There's an XKCD about this, actually:

http://xkcd.com/936/

In essence, the all-lower-case password is in fact more secure than passwords of mixed cases, assuming the mixed-case password is shorter. Many people don't really understand password strength. It's assumed that mixed-case passwords are stronger than same-case passwords because mixed-case passwords add more variability.

But password strength can be measured in terms of 'information entropy,' the amount of randomness they contain. As a crude example, a password like 'aaaa' contains almost no entropy, whereas '3?/vdZ' contains high entropy. The greater the entropy, the harder it is to break a password, all other things being equal.

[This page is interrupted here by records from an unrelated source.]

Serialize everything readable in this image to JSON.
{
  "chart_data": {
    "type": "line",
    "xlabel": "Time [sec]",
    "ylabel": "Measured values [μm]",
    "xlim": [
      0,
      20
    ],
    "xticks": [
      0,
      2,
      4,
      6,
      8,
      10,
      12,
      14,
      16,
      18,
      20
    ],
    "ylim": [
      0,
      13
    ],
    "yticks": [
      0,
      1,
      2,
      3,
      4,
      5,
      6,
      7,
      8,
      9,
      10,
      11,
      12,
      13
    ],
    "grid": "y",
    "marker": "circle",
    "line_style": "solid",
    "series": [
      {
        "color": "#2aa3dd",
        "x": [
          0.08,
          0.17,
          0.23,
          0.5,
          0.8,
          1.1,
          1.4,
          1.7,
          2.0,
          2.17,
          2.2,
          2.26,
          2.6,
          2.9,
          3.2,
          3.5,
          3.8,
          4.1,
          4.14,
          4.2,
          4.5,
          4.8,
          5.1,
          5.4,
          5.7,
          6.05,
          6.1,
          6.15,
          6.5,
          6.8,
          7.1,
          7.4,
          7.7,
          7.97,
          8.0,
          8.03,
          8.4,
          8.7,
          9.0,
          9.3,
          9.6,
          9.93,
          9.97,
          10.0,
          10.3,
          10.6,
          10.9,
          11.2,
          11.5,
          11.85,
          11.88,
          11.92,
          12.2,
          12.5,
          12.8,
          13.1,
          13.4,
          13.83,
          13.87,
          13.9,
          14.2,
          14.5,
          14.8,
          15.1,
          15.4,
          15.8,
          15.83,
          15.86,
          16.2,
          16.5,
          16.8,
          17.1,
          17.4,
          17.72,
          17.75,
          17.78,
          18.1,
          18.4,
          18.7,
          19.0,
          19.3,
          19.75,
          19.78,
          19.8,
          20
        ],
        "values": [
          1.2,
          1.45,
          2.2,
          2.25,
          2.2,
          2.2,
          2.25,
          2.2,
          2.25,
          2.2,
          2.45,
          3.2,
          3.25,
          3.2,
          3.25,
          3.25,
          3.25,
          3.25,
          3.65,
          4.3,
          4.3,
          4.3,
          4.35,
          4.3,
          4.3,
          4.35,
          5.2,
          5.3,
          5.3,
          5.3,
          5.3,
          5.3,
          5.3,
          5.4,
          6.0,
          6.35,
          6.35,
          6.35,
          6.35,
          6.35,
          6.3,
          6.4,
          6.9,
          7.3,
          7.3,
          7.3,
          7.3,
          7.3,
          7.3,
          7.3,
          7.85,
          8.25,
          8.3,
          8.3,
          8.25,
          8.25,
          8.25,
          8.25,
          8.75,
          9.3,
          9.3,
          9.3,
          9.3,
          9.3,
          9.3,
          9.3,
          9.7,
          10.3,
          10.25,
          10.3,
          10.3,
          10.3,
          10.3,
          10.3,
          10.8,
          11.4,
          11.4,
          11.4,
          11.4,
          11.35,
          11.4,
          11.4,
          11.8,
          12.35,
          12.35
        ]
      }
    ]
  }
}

The "all other things being equal" part is important, of course. A high-entropy password that's very short is easy to crack; a low-entropy password that's 28 characters long is hard to crack. So cryptographers will talk about the number of bits of entropy a password has--that is, the total measure of possible randomness in the password. There's an equation you can use to determine the entropy in a password, which is in the Wikipedia article on the subject:

http://en.wikipedia.org/wiki/Password_strength#Entropy_as_a_measure_of_password_strength

Password evaluation systems that just look for certain criteria (like "Does it have mixed case? Does it have numbers? Does it have punctuation?") will not necessarily give the same results as evaluation systems that calculate the entropy of the password.